One of the most common attacks in 2018 has been the scourge of unauthorized cryptocurrency miners that run in the background on websites. It’s an attack type that is increasingly referred to as “cryptojacking.” In a cryptojacking attack, a cryptocurrency mining script is injected into a server or a web page to take advantage of a victim system’s CPU power.
In our last article on cryptojacking, we detailed how to limit the risk of servers being coopted in an unauthorized cryptocurrency mining operation. In this article, you’ll learn how to defend your desktop against in-browser cryptojacking attacks.
- In-browser cryptojacking
- Look for high resource utilization
- Gateway protection
- Endpoint protection
So how do you block sites from consuming your CPU power with cryptocurrency miners? There are a few options.
Many modern browsers provide resource utilization metrics that can help pinpoint potential cryptocurrency mining activities. Simply put, if a certain browser tab has a high resource utilization (and it’s not being used for a known high-resource task), that could be an indicator of a cryptocurrency miner at work.
Killing the tab process, or just closing the tab, will stop the mining activity.
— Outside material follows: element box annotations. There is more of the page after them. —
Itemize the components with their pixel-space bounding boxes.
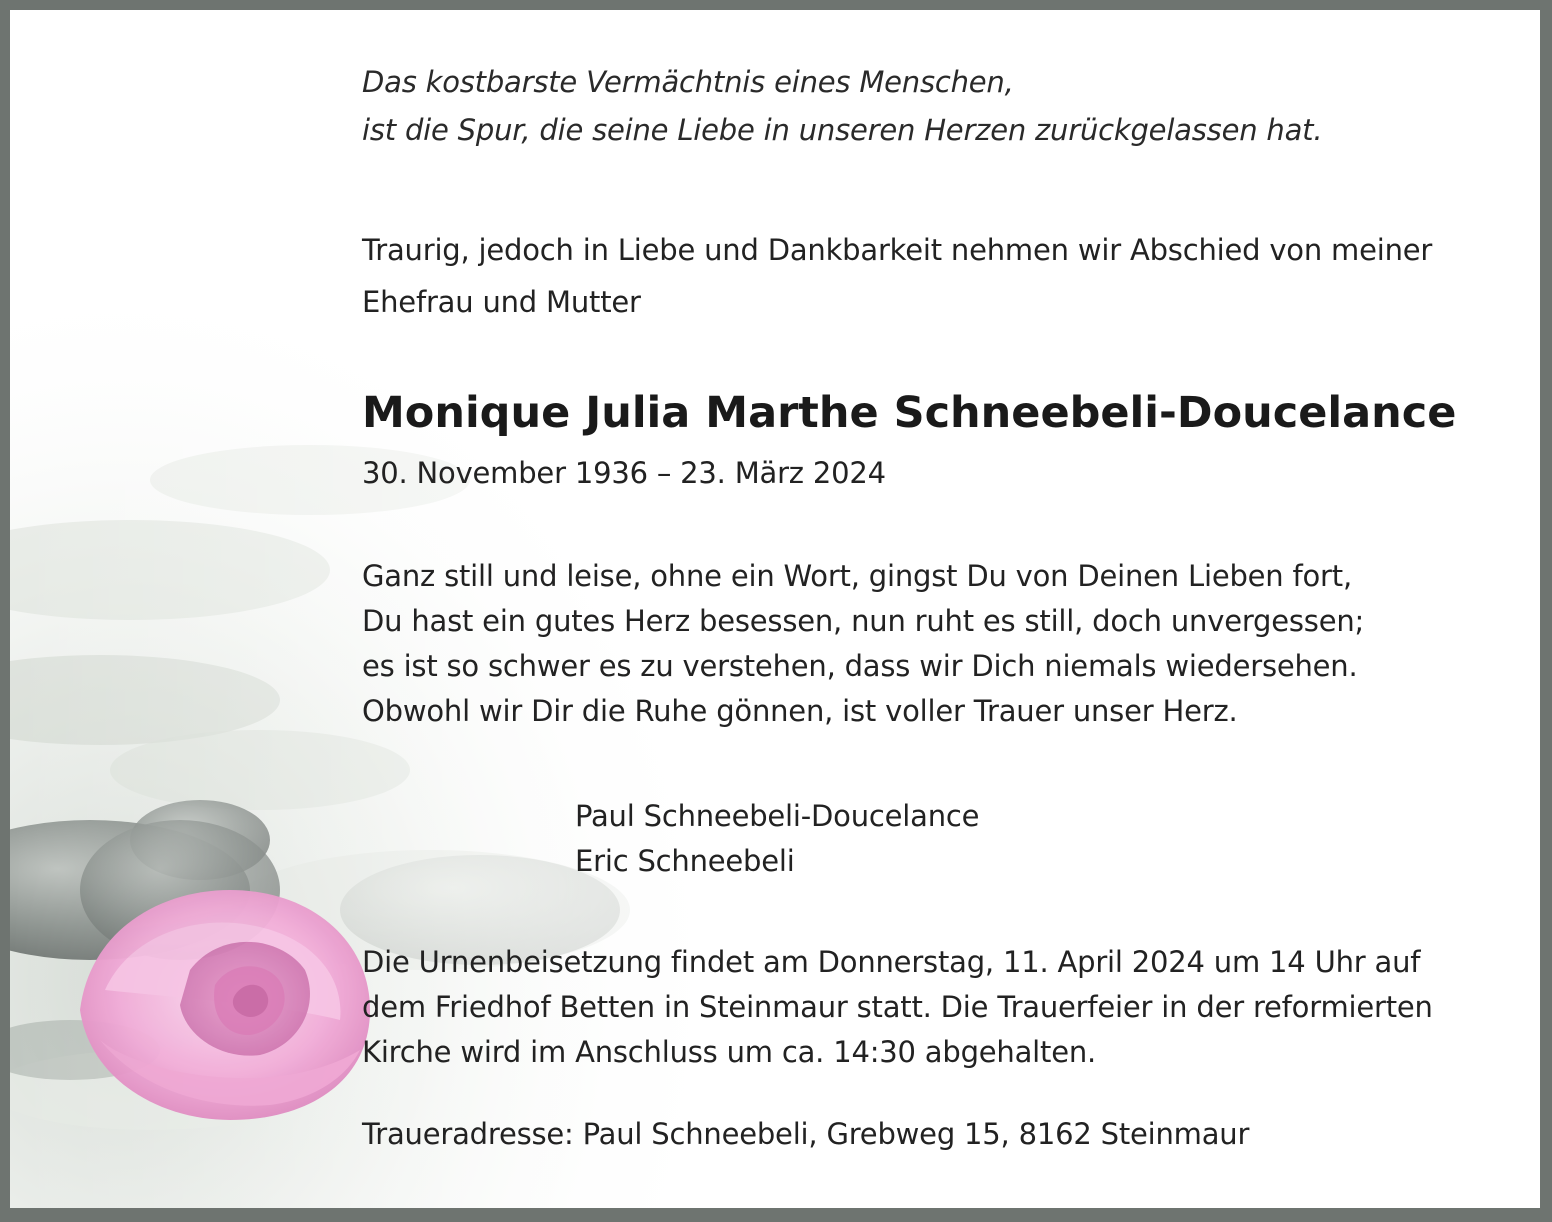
mourners-list xyxy=(575,794,979,884)
obituary-content xyxy=(10,10,1540,1208)
deceased-name: Monique Julia Marthe Schneebeli-Doucelance xyxy=(362,388,1457,438)
quote-line-2: ist die Spur, die seine Liebe in unseren Herzen zurückgelassen hat. xyxy=(362,113,1323,147)
poem-line-3: es ist so schwer es zu verstehen, dass wir Dich niemals wiedersehen. xyxy=(362,649,1358,683)
ceremony-line-2: dem Friedhof Betten in Steinmaur statt. Die Trauerfeier in der reformierten xyxy=(362,990,1433,1024)
intro-line-2: Ehefrau und Mutter xyxy=(362,285,641,319)
intro-line-1: Traurig, jedoch in Liebe und Dankbarkeit nehmen wir Abschied von meiner xyxy=(362,233,1433,267)
quote-line-1: Das kostbarste Vermächtnis eines Menschen, xyxy=(362,65,1014,99)
ceremony-line-1: Die Urnenbeisetzung findet am Donnerstag, 11. April 2024 um 14 Uhr auf xyxy=(362,945,1421,979)
mourner-name: Eric Schneebeli xyxy=(575,844,795,878)
ceremony-line-3: Kirche wird im Anschluss um ca. 14:30 abgehalten. xyxy=(362,1035,1097,1069)
poem-line-4: Obwohl wir Dir die Ruhe gönnen, ist voller Trauer unser Herz. xyxy=(362,694,1238,728)
farewell-intro xyxy=(362,224,1432,328)
memorial-poem xyxy=(362,554,1364,734)
poem-line-2: Du hast ein gutes Herz besessen, nun ruht es still, doch unvergessen; xyxy=(362,604,1365,638)
mourning-address: Traueradresse: Paul Schneebeli, Grebweg 15, 8162 Steinmaur xyxy=(362,1117,1250,1151)
poem-line-1: Ganz still und leise, ohne ein Wort, gingst Du von Deinen Lieben fort, xyxy=(362,559,1352,593)
memorial-quote xyxy=(362,58,1322,154)
life-dates: 30. November 1936 – 23. März 2024 xyxy=(362,456,886,490)
ceremony-details xyxy=(362,940,1433,1075)
obituary-card xyxy=(10,10,1540,1208)
mourner-name: Paul Schneebeli-Doucelance xyxy=(575,799,980,833)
Cryptocurrency miners are known issues and often have well-understood characteristics. Multiple web gateway protection technologies provide site filtering rules that will block cryptocurrency miners at the gateway. For more, see eSecurity Planet‘s guide to 9 Top Secure Web Gateway Vendors.
Endpoint Detection and Response (EDR) tools also play a strong supporting role in identifying and blocking cryptojacking attacks on endpoints that come through in-browser scripts. EDR solutions offer continuous monitoring and response to advanced security threats. For a deeper look at EDR vendors, see eSecurity Planet‘s list of Top Endpoint Detection and Response Solutions and our EDR selection tool.
Cryptocurrency mining protection capabilities are also available in different browsers to varying degrees.
The Opera web browser claims to include built-in cryptocurrency miner protection as of the Opera 50 release that debuted on Jan. 4. Opera’s cryptocurrency projection is provided via the integration of the NoCoin tool. NoCoin is also available as an optional add-on for other web browsers, including Google Chrome and Mozilla Firefox.
The Brave web browser provides an integrated capability called “Shields” that provides ad-blocking and script blocking, plus anti-tracking features that can help limit the risk of cryptocurrency miners.
Both Google Chrome and Apple Safari have limited integrated ad-blocking capabilities that may be able to block some (but not all) cryptocurrency miners that come via ads.
In addition to NoCoin, there are multiple additional add-ons that can potentially block cryptocurrency miners from running in the browser.
There are multiple tools and methods available to test web browsers to confirm that anti-cryptojacking tools are working. One such tool can be found at cryptojackingtest.com, hosted by Opera software.
Different cryptocurrency mining tools are becoming increasingly stealthy and deployment techniques are likely to evolve. Ultimately, as with all security, you have to be wary and use multiple technologies, including browser, endpoint and gateway-based solutions, to help limit the risk and nuisance of cryptocurrency miners consuming your valuable CPU resources.